I visited my old church, St James, Turramurra, Christmas eve evening service. 7pm. A 'traditional' time, but it works. Why do the cool modern churches have late afternoon services at 5, 5:30, 6....no darn good. 7  works.

A nice tight friendly dignfied and completely full service. Good music well performed, all went so well...and very musically creative work by the drummer sycopating merrily with the bass and floor tom. I loved it.

Both the sermon and remarks by the rector were good for the occasion: short, to the point, adult and mature (that is, not corny, in-language, or hectoring).

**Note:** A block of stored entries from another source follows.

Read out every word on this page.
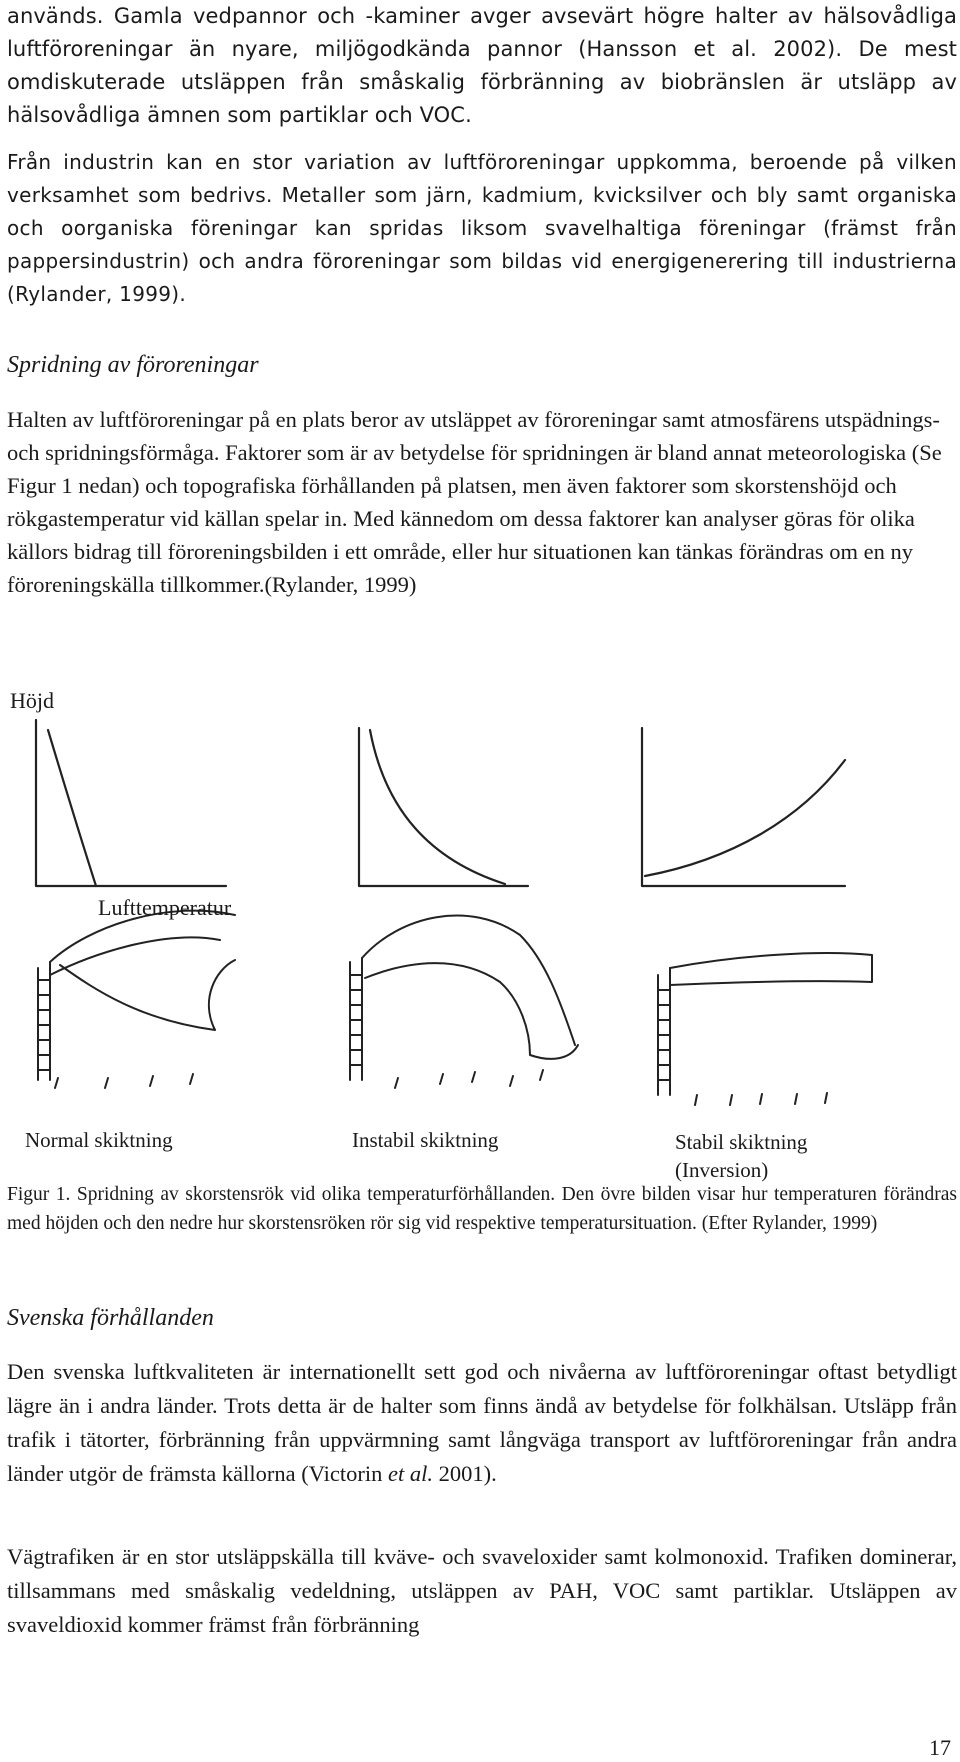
används. Gamla vedpannor och -kaminer avger avsevärt högre halter av hälsovådliga luftföroreningar än nyare, miljögodkända pannor (Hansson et al. 2002). De mest omdiskuterade utsläppen från småskalig förbränning av biobränslen är utsläpp av hälsovådliga ämnen som partiklar och VOC.

Från industrin kan en stor variation av luftföroreningar uppkomma, beroende på vilken verksamhet som bedrivs. Metaller som järn, kadmium, kvicksilver och bly samt organiska och oorganiska föreningar kan spridas liksom svavelhaltiga föreningar (främst från pappersindustrin) och andra föroreningar som bildas vid energigenerering till industrierna (Rylander, 1999).

Spridning av föroreningar

Halten av luftföroreningar på en plats beror av utsläppet av föroreningar samt atmosfärens utspädnings- och spridningsförmåga. Faktorer som är av betydelse för spridningen är bland annat meteorologiska (Se Figur 1 nedan) och topografiska förhållanden på platsen, men även faktorer som skorstenshöjd och rökgastemperatur vid källan spelar in. Med kännedom om dessa faktorer kan analyser göras för olika källors bidrag till föroreningsbilden i ett område, eller hur situationen kan tänkas förändras om en ny föroreningskälla tillkommer.(Rylander, 1999)

Höjd
Lufttemperatur
Normal skiktning	Instabil skiktning	Stabil skiktning
(Inversion)

Figur 1. Spridning av skorstensrök vid olika temperaturförhållanden. Den övre bilden visar hur temperaturen förändras med höjden och den nedre hur skorstensröken rör sig vid respektive temperatursituation. (Efter Rylander, 1999)

Svenska förhållanden

Den svenska luftkvaliteten är internationellt sett god och nivåerna av luftföroreningar oftast betydligt lägre än i andra länder. Trots detta är de halter som finns ändå av betydelse för folkhälsan. Utsläpp från trafik i tätorter, förbränning från uppvärmning samt långväga transport av luftföroreningar från andra länder utgör de främsta källorna (Victorin et al. 2001).

Vägtrafiken är en stor utsläppskälla till kväve- och svaveloxider samt kolmonoxid. Trafiken dominerar, tillsammans med småskalig vedeldning, utsläppen av PAH, VOC samt partiklar. Utsläppen av svaveldioxid kommer främst från förbränning

17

Ran into some old friends, lots of familiar faces, now aged by many years, of course (me too, I guess).

A nice cap to the day.

Sunday, December 24, 2017

Aboriginal Justice

The lector at church this morning bemoaned the 'social' justice implications of the shorter life expectancy of aboriginal Australians than non-aboriginals.
Here's the reason, then. Nothing to do with justice, social or otherwise (or maybe it is...do silly things, justice will repay with poor outcomes, automatically).

(In memorium, Bill Leak).

But its not just Bill. Jacinta Price is on record for pointing to Aboriginal culture as the root of the appalling violence faced by aboriginal women and children.
Other problems of a self-inflicted nature include: poor diet (thus diabetes and early death), excessive alcohol (FAS, abused children, early death), illicit drug use (early death), lack of personal responsiblity, agency and engagement (mental health risks) leading to above habits and...you got it...early death.

All that on top of the nepotistic mis-management of the $50 billion of public money given to Aboriginal support over a few decades. Mostly wasted!

Happy to help, but as Jacinta points out, we know which court the ball is in.

Saturday, December 23, 2017

Coulda, woulda, shoulda?

I read a blog post on a question: "why did not God create a world with free being that could not sin?"

The answer entertained the question when it should not have, in my view, with all sorts of deterministed/Calvinistic contortions of which none had biblical warrant.

But here's the mistake in dealing with this question. It misunderstands sin as something out there and not in the choices people make.

So here's how the question in expanded form reads:

Could God have made a world where his image-bearing creatures were not his image-bearing creatures?

OR

Could God have made a world where creatures were free to turn from fellowship with him but not free to turn from fellowship with him?

As  you can see the average smarty who asks this hypothetical question is dim on sin.

Then there's the problem of all hypotheticals. The include so many implicit assumptions as to be not worth the air they are breathed in. They are about another world, but do not fully describe that other world to make sense of it. Just varying one existential component of the world changes the world.